Radio 4 orders the shows of Jen Brister, Josie Long and Kiri Pritchard-McLean

Jen Brister. Copyright : Idil Sukan
Radio 4 has ordered new comedies from Jen Brister, Josie Long and Kiri Pritchard-McLean, as well as a series of train interviews from Alexei Sayle.
In her first stand-up special for the station, Waves, Brister recounts how, as the non-biological mother of loud, titled young twins, she was trapped in a maelstrom of extreme parenting during lockdown, her explosive tongue and sharp mind inhibited by the chopping of vegetables and the hum of the washing machine.
Her refuge from this domestic pressure cooker has been swimming in the sea. Although instinctively resistant to concepts like mindfulness and living in the moment, Brister mentally freed herself in the invariably freezing waters of the English Channel.
“Swimming has become my constant,” she says. “Well, that and drinking. But, anyway, let’s get back to swimming.”
Recording at Ironworks studio in Brister’s hometown of Brighton on May 23 (tickets), the show promises to be “a comedic journey of self-discovery, but also a surprisingly deep examination of the relationship between the body and the mind”.
Also a reflection on parenthood and produced by Impatient Productions, the company run by Mark Watson and Lianne Coop, Josie Long: What Now? is an adaptation of the comedian’s 2019 show, Tender.
As the dust hopefully settles on Covid Britain, graffiti across the country simply reads ‘WHAT NEXT?’, a question Long echoes as she lays out an inspirational comedic roadmap for a post-pandemic society.
“Life is so hard! And it’s so long! And that’s if you’re lucky!” she declares.
Recording at The Stand comedy club in Long’s hometown of Glasgow on May 22 (Tickets), she aims to offer hopeful and inspiring guidelines as to where we should begin.
Meanwhile, Kiri Pritchard-McLean hosts the pilot of the talk show Best Medicine, celebrating the inspiring history of science, exploring little-known facts and pioneering historical figures in the field.
Defending an invention, a technique, a pill, a potion or a person, the panel of medical experts and comedians will each advocate for what they think is the “best medicine”.
For example, did you know that there is a pill made of cameras that you can swallow to detect cancer?
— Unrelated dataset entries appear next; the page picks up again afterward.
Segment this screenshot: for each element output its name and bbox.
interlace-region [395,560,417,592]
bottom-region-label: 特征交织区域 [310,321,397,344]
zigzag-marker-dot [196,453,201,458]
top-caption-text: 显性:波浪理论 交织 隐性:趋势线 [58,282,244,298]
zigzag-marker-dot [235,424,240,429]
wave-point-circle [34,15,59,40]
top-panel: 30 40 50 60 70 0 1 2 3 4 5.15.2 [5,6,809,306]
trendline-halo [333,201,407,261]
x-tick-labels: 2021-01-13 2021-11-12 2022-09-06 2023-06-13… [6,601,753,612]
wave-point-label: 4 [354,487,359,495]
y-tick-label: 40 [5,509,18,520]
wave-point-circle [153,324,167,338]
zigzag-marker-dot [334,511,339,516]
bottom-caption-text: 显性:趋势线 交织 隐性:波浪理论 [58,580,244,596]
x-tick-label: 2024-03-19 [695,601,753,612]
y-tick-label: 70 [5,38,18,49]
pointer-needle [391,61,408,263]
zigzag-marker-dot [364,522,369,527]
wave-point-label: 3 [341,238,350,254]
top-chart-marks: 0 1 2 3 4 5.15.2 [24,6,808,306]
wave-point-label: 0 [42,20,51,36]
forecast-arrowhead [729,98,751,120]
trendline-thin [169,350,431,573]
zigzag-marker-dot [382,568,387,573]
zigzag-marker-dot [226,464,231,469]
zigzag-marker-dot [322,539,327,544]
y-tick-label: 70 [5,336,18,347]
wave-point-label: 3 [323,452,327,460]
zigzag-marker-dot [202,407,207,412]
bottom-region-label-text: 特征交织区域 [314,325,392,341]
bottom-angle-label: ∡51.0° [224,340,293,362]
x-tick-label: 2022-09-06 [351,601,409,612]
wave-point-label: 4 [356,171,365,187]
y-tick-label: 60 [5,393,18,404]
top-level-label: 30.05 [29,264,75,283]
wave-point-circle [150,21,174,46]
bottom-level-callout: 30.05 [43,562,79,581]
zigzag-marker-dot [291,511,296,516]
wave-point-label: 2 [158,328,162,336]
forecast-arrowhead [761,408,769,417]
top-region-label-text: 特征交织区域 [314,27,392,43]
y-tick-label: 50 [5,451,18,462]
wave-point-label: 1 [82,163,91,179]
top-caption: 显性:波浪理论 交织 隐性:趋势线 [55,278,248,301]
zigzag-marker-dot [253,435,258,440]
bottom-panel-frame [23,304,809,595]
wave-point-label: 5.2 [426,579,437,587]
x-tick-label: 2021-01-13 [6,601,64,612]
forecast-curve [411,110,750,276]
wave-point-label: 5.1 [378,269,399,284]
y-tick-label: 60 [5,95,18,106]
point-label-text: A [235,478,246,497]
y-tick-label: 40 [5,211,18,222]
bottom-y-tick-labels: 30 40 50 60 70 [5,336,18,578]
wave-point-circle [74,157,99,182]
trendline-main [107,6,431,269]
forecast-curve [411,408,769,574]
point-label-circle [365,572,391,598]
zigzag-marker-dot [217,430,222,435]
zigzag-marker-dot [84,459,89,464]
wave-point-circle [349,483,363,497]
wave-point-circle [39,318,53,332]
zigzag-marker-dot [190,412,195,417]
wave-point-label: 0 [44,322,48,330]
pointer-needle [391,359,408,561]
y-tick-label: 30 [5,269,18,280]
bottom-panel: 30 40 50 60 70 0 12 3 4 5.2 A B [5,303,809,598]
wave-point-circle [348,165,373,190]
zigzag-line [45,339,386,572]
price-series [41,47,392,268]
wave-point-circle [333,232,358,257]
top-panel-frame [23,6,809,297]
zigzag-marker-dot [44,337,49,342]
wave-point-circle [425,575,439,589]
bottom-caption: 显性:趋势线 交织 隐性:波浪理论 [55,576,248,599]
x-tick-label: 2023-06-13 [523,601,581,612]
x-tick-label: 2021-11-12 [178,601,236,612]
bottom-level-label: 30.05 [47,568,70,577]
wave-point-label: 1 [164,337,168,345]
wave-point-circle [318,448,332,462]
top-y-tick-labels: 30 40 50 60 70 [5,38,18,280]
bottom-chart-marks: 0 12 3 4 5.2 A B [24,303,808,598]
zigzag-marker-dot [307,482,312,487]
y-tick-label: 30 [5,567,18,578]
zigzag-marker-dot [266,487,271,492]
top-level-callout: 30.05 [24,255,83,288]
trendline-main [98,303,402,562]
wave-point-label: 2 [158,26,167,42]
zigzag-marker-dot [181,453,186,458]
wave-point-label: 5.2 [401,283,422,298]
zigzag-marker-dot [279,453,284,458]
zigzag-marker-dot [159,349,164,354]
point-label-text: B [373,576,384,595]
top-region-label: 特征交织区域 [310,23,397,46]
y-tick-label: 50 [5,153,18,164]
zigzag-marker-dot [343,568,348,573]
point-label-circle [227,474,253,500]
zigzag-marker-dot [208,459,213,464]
Or that you can 3D print artificial ovaries, blood vessels, even pancreas? Or that the very first successful dental transplant took place on the head of a rooster?
Best Medicine is produced by Ben Worsfield and will record at Rudolf Steiner House in London on May 30 (Tickets).
Strangers on a Train by Alexei Sayle. Alexei Sayle
Radio 4 also gave a full series to Strangers on a Train by Alexei Saylein which the veteran comedian randomly interviews audience members he meets while traveling between cities.
A Birmingham to Edinburgh pilot aired in February. Sayle told listeners to his podcast that “Radio 4 liked it so much they ordered a series, there will be seven and it will come out after The Archers Sunday night,” adding that it will likely air in June.
“While I’m on the train, I just talk to people on the train,” he explained. “I tell things that have happened to me in the different towns we pass through, the Manchester to Bournemouth episode is pretty heavy on that and I think it’s really interesting radio.
“It’s slow radio in a way, I just let people talk about where they’re going and you get some compelling stories. If it works, it’s going to make for really interesting radio…the show never goes downhill train, it is fully recorded on the journey.
“But also, it’s not planned at all, I don’t plan what I’m going to ask, when I talk about anecdotes that happened to me, I didn’t write them down or anything, they are very spontaneous and it gives them a different quality I think… if you want to meet me, get on a random train, I could be on it!”
Imaginary sandwich shop by Alexei Sayle. Alexei Sayle. Copyright : BBC
He also revealed that the fourth series of his stand-up show Alexei Sayle’s Imaginary Sandwich Bar is set to be taped over three nights in London at the end of September, after testing the material at the capital’s Museum Of Comedy later this month. “probably to air at the end of this year“.
The BBC has always been “very supportive”, he observed, before wondering if Jeremy Corbyn’s upcoming material from the series will challenge that.